Die Power-Status-LED ist hier nicht drin, da das eine andere Einheit
ist, als die, wo ich die Power-LED einbauen will. In dieser Einheit gibt
es zwei Gabellichtschranken, die brauchen insgesamt 60mA, also ist der
Mindeststrom gegeben...
Kurz angemerkt: Im System, wo auch diese Einheit ein Teil davon ist,
gibt es einen Motor (2-3A) und einen Audio-Verstärker. Deshalb kann die
Spannung evtl mal kurz einbrechen. Deshalb gibt es C13 (als Puffer) und
C14 (zum Kurzschließen der hochfrequenten Störungen).
D4 soll verhindern, dass ein äußerer Verbraucher den Puffer absaugt.
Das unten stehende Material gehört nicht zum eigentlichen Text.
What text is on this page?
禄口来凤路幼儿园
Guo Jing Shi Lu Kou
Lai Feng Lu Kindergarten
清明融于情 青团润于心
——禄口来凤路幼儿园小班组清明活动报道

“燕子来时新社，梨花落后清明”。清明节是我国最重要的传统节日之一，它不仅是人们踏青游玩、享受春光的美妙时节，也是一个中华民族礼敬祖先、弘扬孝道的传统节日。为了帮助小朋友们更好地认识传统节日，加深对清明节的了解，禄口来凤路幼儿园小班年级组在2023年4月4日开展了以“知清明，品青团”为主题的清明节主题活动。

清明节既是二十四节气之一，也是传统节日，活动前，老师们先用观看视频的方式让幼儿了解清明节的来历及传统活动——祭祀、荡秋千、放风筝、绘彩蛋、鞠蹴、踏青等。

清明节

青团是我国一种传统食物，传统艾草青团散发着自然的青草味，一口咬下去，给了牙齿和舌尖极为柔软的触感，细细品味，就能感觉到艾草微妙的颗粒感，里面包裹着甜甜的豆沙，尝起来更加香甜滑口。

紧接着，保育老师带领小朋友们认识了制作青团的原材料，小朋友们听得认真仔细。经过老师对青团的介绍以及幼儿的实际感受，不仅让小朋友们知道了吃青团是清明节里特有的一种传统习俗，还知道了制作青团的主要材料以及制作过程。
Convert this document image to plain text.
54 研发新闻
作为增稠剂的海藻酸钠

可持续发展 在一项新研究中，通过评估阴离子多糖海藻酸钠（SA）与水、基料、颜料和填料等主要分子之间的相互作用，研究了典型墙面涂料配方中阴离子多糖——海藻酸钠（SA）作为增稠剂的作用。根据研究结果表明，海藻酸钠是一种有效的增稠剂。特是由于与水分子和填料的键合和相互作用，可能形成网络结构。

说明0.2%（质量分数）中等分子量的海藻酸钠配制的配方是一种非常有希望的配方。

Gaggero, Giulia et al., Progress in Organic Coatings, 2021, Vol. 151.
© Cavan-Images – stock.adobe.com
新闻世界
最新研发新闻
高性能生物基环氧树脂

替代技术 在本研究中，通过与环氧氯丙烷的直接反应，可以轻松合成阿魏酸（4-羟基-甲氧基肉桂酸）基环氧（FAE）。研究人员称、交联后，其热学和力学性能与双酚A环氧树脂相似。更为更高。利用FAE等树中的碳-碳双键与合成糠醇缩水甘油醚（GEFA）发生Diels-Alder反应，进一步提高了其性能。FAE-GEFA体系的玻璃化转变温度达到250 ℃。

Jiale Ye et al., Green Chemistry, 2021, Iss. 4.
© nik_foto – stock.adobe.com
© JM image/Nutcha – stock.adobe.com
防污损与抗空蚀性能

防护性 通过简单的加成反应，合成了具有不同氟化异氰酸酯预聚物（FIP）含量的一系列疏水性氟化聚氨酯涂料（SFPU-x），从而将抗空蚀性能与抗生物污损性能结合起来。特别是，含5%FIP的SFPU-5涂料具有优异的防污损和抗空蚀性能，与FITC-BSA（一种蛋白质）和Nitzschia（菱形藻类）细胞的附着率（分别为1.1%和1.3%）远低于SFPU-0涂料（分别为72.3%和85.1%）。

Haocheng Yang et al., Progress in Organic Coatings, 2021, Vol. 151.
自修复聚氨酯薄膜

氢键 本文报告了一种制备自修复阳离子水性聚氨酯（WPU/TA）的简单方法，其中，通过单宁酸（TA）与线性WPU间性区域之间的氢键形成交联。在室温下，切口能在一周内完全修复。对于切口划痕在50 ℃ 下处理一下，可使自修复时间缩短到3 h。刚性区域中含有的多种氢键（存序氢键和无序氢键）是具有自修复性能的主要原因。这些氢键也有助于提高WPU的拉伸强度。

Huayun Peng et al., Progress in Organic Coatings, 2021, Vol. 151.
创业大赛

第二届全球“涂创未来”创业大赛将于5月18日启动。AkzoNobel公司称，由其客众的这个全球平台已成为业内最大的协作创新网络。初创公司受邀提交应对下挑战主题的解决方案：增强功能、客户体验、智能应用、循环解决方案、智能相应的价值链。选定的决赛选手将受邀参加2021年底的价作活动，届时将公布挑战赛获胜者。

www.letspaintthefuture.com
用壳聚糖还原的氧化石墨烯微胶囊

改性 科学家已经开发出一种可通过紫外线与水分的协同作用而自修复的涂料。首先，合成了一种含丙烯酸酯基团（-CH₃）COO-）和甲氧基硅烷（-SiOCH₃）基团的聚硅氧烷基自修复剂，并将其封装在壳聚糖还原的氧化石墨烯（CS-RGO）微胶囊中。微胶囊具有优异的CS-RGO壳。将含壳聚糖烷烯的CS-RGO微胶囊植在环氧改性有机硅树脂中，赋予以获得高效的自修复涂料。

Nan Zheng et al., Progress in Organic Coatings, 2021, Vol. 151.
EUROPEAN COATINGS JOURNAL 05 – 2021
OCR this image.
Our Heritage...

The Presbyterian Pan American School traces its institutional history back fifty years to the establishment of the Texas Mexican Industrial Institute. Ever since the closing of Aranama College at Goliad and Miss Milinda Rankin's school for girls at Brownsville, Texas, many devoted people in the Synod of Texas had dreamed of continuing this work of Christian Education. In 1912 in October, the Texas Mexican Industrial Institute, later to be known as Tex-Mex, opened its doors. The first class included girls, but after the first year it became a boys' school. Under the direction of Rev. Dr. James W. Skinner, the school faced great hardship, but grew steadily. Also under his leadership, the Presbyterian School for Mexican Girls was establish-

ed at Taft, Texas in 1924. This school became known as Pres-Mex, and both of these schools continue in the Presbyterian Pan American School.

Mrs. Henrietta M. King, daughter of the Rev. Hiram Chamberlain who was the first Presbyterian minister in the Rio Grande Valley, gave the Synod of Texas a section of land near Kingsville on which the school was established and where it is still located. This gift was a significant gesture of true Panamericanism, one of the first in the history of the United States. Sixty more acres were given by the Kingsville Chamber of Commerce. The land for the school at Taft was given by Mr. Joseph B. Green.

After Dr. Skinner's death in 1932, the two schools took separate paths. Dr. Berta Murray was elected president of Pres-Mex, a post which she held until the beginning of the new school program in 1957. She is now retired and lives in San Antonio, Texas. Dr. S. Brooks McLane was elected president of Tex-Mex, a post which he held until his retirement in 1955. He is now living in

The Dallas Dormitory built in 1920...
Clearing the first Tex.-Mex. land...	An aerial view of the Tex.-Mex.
C12
und C15 sollen die Restwelligkeit des DCDC-Wandlers bedämpfen, sodass
die Spannung sauberer wird...
Danke!
Guest schrieb:> Bitte mal begutachten.
C12 und C15 sollten schon im Bild die Plätze tauschen die 100n gehören
dicht am Regler und so zeichne ich das auch, egal ob es im Plan schnurz
ist.
Wolltest du den Reset R so groß? ich nehme immer 10k und noch 100n -
470n C nach GND (10k + 100n ~1ms mit 470n ~4,7ms und wähle bei reset
immer 65ms, damit sollten die Spannungen stabil stehen und der Reset
kann langsam kommen.
ausser du brauchst den µC schneller wach.
Guest schrieb:> Bitte mal begutachten.
Es gibt Vcc und GND Symbole...
Die 100k am Reset sind nutzlos. Denn der uC hat ja schon selber einen
ca. 30k Pullup. Und EMV technisch ist alles über 5k hochohmig. Kurz:
mach an den Reset einen 47nF Kondensator oder einen 4k7 Pullup.
Guest schrieb:> mhh schrieb:>> Eine Induktivität. Nicht wegen dem Elko, sondern wegen der dynamischen>> Last des Verstärkers.>> Wie ist das gemeint? Im Datenblatt des STA540 habe ich nichts von einer> Induktivität entdecken können...
Da steht auch nichts vom Betrieb an einem Schaltnetzteil und µC drin.
Also wird es eben individuell. Musik ist dynamisch, die Stromaufnahme
des Verstärkers damit auch - so ist das gemeint.
Guest schrieb:> Wenn ja, wie viel µH? Und wie viel> Ohm?
Drossel von 22µH bis 47µH und 2200µF||100nF am Verstärker-IC für den
ersten Test.
Hallo!
Danke für die Hinweise!
Hab's gleich ausgebessert!
Anbei die neue Schaltung und auch gleich der Teil mit dem
Audio-Verstärker, der die PWM verstärkt.
PS: Damit es nicht zur Verwirrung kommt, die später hochgeladene
Schaltpläne sind von der Inneneinheit, die früher hochgeladene von der
Außeneinheit...
Die Spannungsregulierung ist aber gleich...
Mach nicht so viele Spulen rein. Aus Spulen und Kondensatoren baut man
schwingfähige PT2 Glieder...
Du musst eher beim Layout aufpassen, wie die Versorgung und die Masse
verläuft. Da kannst du viel mehr gut oder schlecht machen.